Проблема же страха перед реальной Россией не нова, и она, похоже, обсуждалась внутри команды. Вот цитата Суркова 2005 года: «Я уверен, что российские люди… способны к демократии и способны в ней жить и ее создавать… Не искусственно мы это сдерживаем, как многим кажется. Мы просто боимся».
Страшная Россия
«Я испытал огромное облегчение, как будто удалось сбросить со спины огромного паразита», — так прокомментировал Сурков крушение СССР в интервью немецкому «Шпигелю». И это вряд ли только работа «на публику»: понимание государственной катастрофы пришло позже, чем ощущение драйва того времени. Когда он начал работать с Михаилом Ходорковским, ему было всего 23 года. А к 1992-му он уже имел репутацию одного из самых влиятельных лоббистов и пиарщиков в стране. На пару со своим близким товарищем Вадимом Бойко он проталкивал через Думу проекты сначала в интересах структур Ходорковского, потом Альфа-Банка.

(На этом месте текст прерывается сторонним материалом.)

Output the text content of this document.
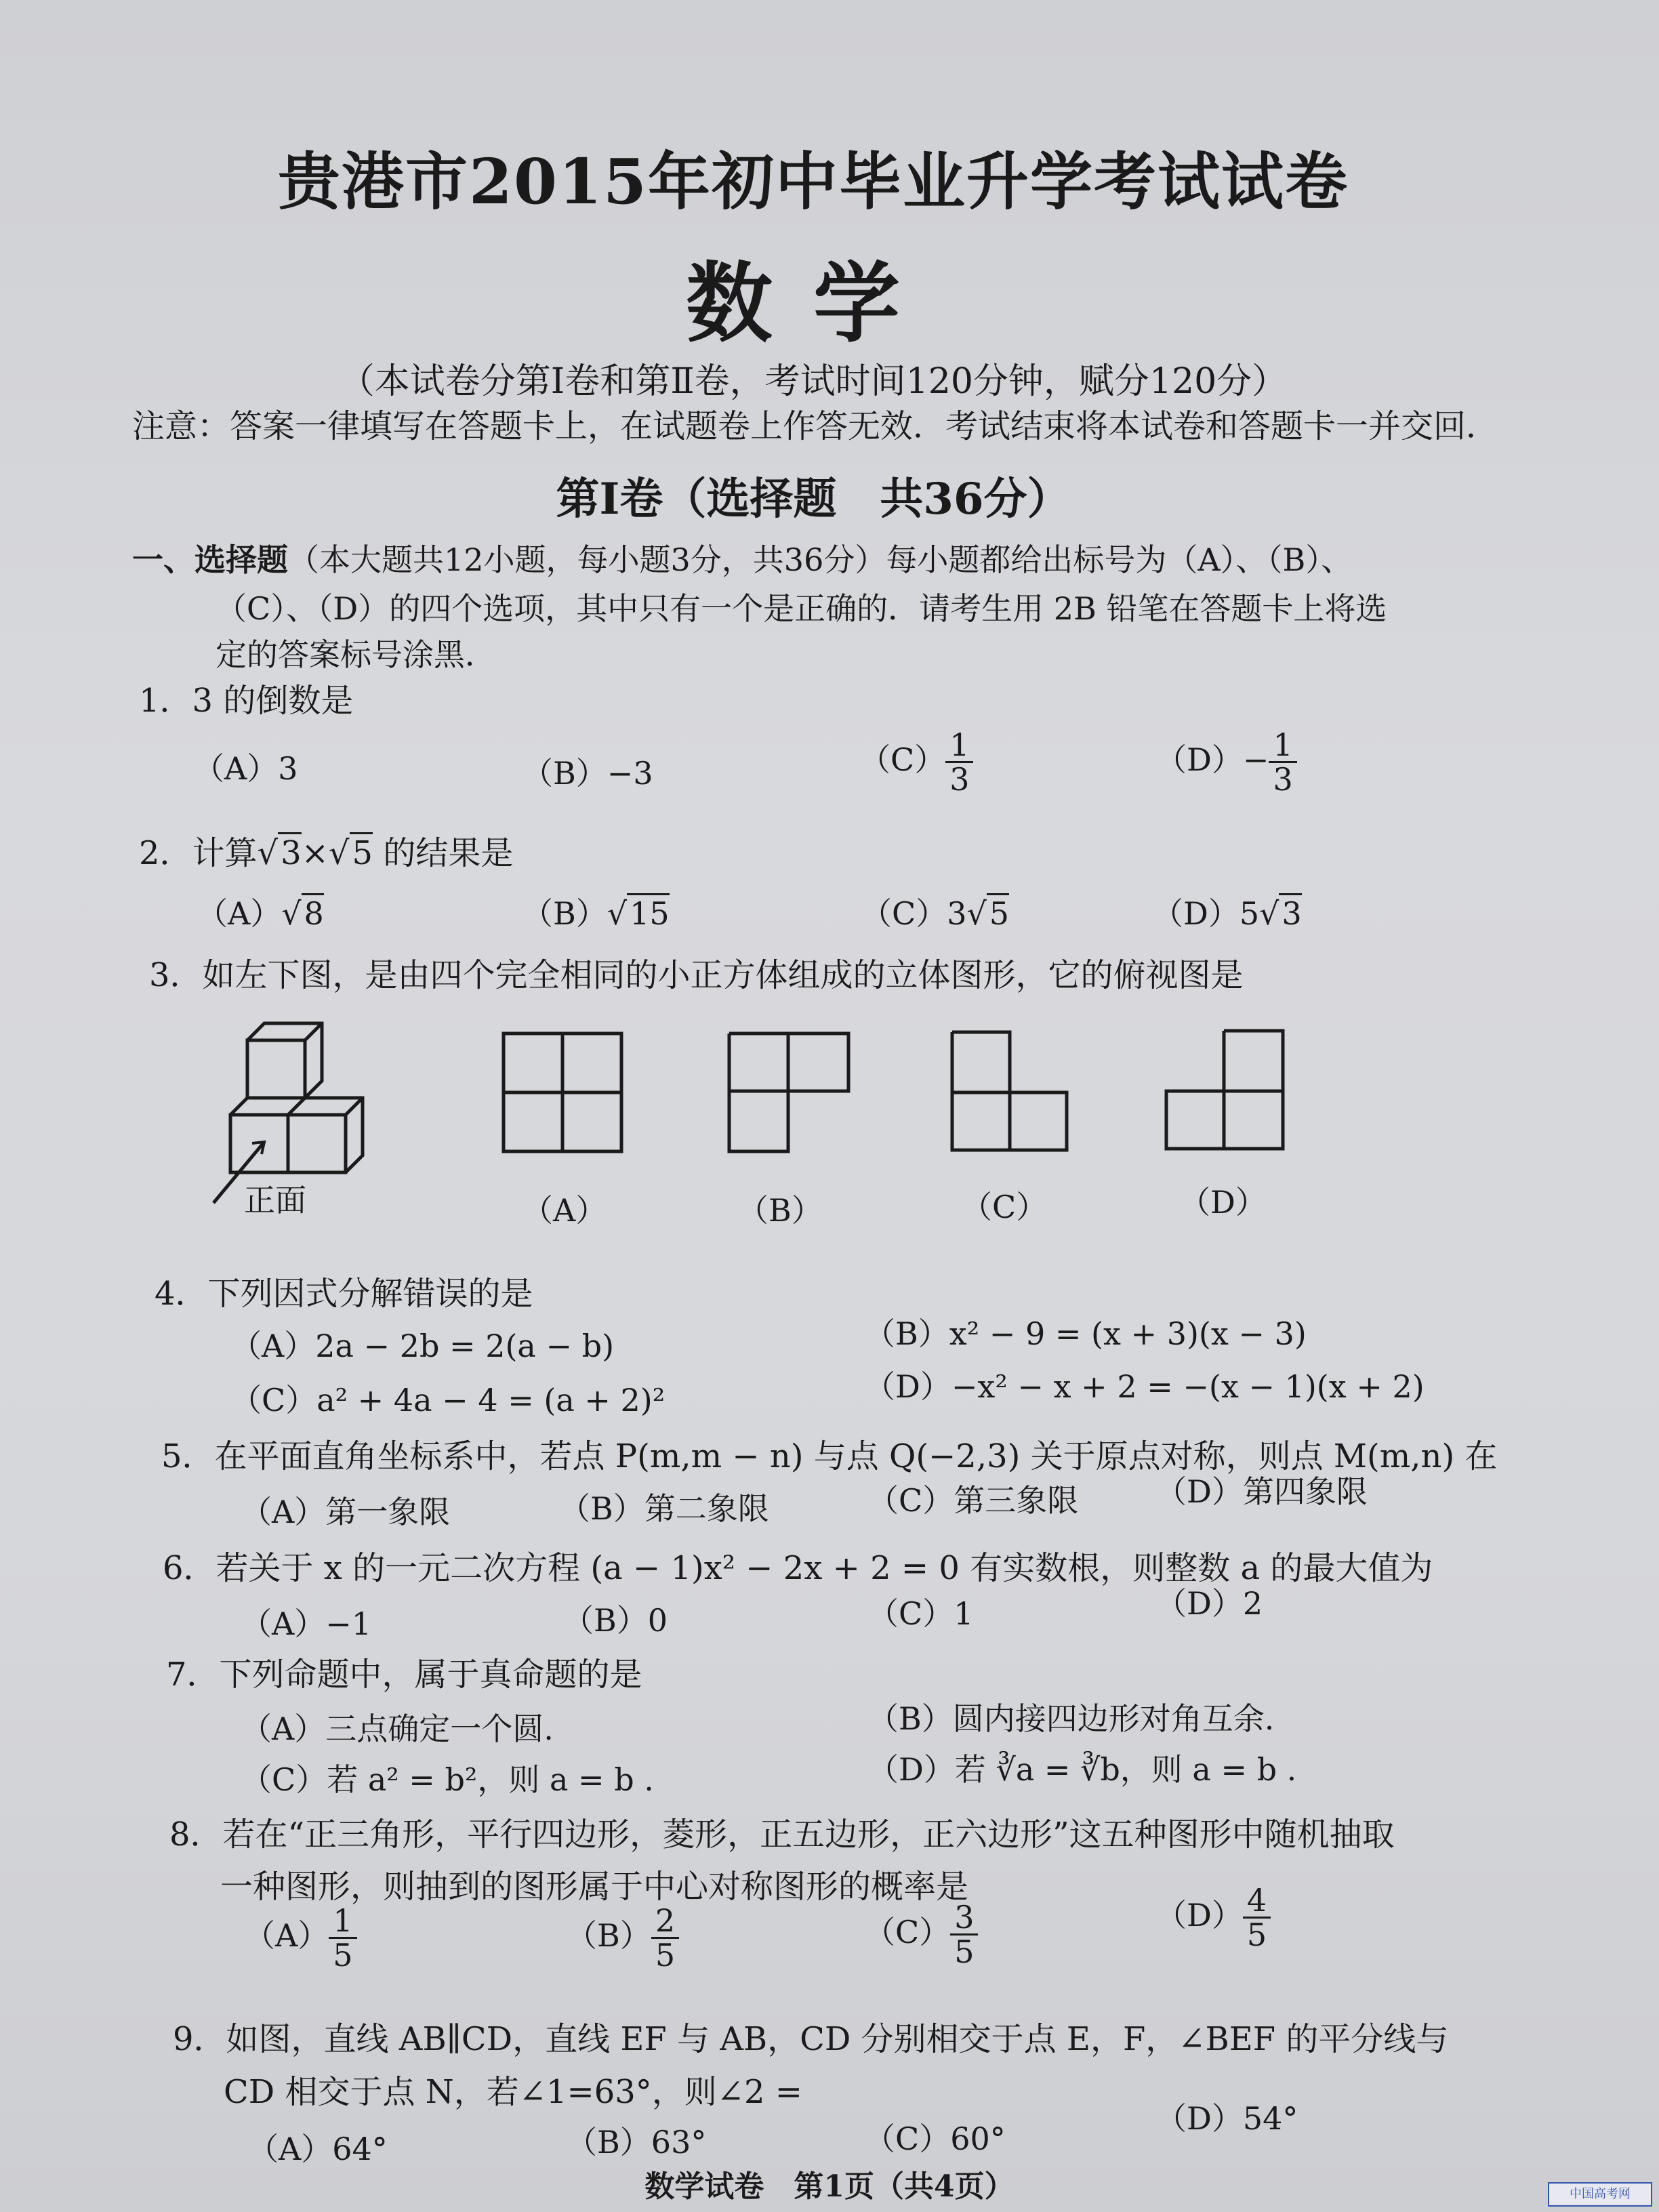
贵港市2015年初中毕业升学考试试卷
数学
（本试卷分第Ⅰ卷和第Ⅱ卷，考试时间120分钟，赋分120分）
注意：答案一律填写在答题卡上，在试题卷上作答无效．考试结束将本试卷和答题卡一并交回．
第Ⅰ卷（选择题　共36分）
一、选择题（本大题共12小题，每小题3分，共36分）每小题都给出标号为（A）、（B）、
（C）、（D）的四个选项，其中只有一个是正确的．请考生用 2B 铅笔在答题卡上将选
定的答案标号涂黑．
1．3 的倒数是
（A）3	（B）−3	$(C) \frac{1}{3}$	$(D)- \frac{1}{3}$
2．计算√3×√5 的结果是
（A）√8	（B）√15	（C）3√5	（D）5√3
3．如左下图，是由四个完全相同的小正方体组成的立体图形，它的俯视图是
正面	（A）	（B）	（C）	（D）
4．下列因式分解错误的是
（A）2a − 2b = 2(a − b)	（B）x² − 9 = (x + 3)(x − 3)
（C）a² + 4a − 4 = (a + 2)²	（D）−x² − x + 2 = −(x − 1)(x + 2)
5．在平面直角坐标系中，若点 P(m,m − n) 与点 Q(−2,3) 关于原点对称，则点 M(m,n) 在
（A）第一象限	（B）第二象限	（C）第三象限 （D）第四象限
6．若关于 x 的一元二次方程 (a − 1)x² − 2x + 2 = 0 有实数根，则整数 a 的最大值为
（A）−1	（B）0	（C）1	（D）2
7．下列命题中，属于真命题的是
（A）三点确定一个圆.	（B）圆内接四边形对角互余.
（C）若 a² = b²，则 a = b .	（D）若 ∛a = ∛b，则 a = b .
8．若在“正三角形，平行四边形，菱形，正五边形，正六边形”这五种图形中随机抽取
一种图形，则抽到的图形属于中心对称图形的概率是
$(A) \frac{1}{5}$	$(B) \frac{2}{5}$	$(C) \frac{3}{5}$	$(D) \frac{4}{5}$
9．如图，直线 AB∥CD，直线 EF 与 AB，CD 分别相交于点 E，F，∠BEF 的平分线与
CD 相交于点 N，若∠1=63°，则∠2 =
（A）64°	（B）63°	（C）60°
（D）54°
数学试卷　第1页（共4页）	中国高考网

— Он профессиональный лоббист, политтехнолог, который еще в середине 90-х коррумпировал власть, разнося «денежные поощрения», то есть взятки, — считает Владимир Рыжков, который мог знать ситуацию с другой стороны — как тогдашний депутат и вице-спикер Думы. В одном из интервью Рыжков уверял, что Сурков пытался подкупить и его: «Он спросил, что я хочу от него в материальном плане в обмен на вступление в партию “Единство”. Когда я сказал ему, что мне от него ничего не нужно, он был искренне удивлен».
Возможно, хорошее знание Сурковым человеческих слабостей, неверие в людей и нелюбовь к разношерстному парламенту — из тех времен. Он видел Верховный Совет, а потом и Думу вблизи, а не на демократической телекартинке. Похожее мнение он впоследствии высказал о судах: «Когда мне говорят о зависимости судов — да, она есть… Но что с ними делать, если они зависимы по природе своей? Если люди там либо покупаемы, либо боятся начальственных звонков?.. И кто удержится от соблазна подчинить их себе?»
Он чуть было не стал одним из совладельцев ЮКОСа — был бы теперь в изгнании либо в тюрьме. Бывший совладелец компании Леонид Невзлин признает, что они с Ходорковским обсуждали просьбу Суркова стать их компаньоном, но отказали: не видели в нем своего.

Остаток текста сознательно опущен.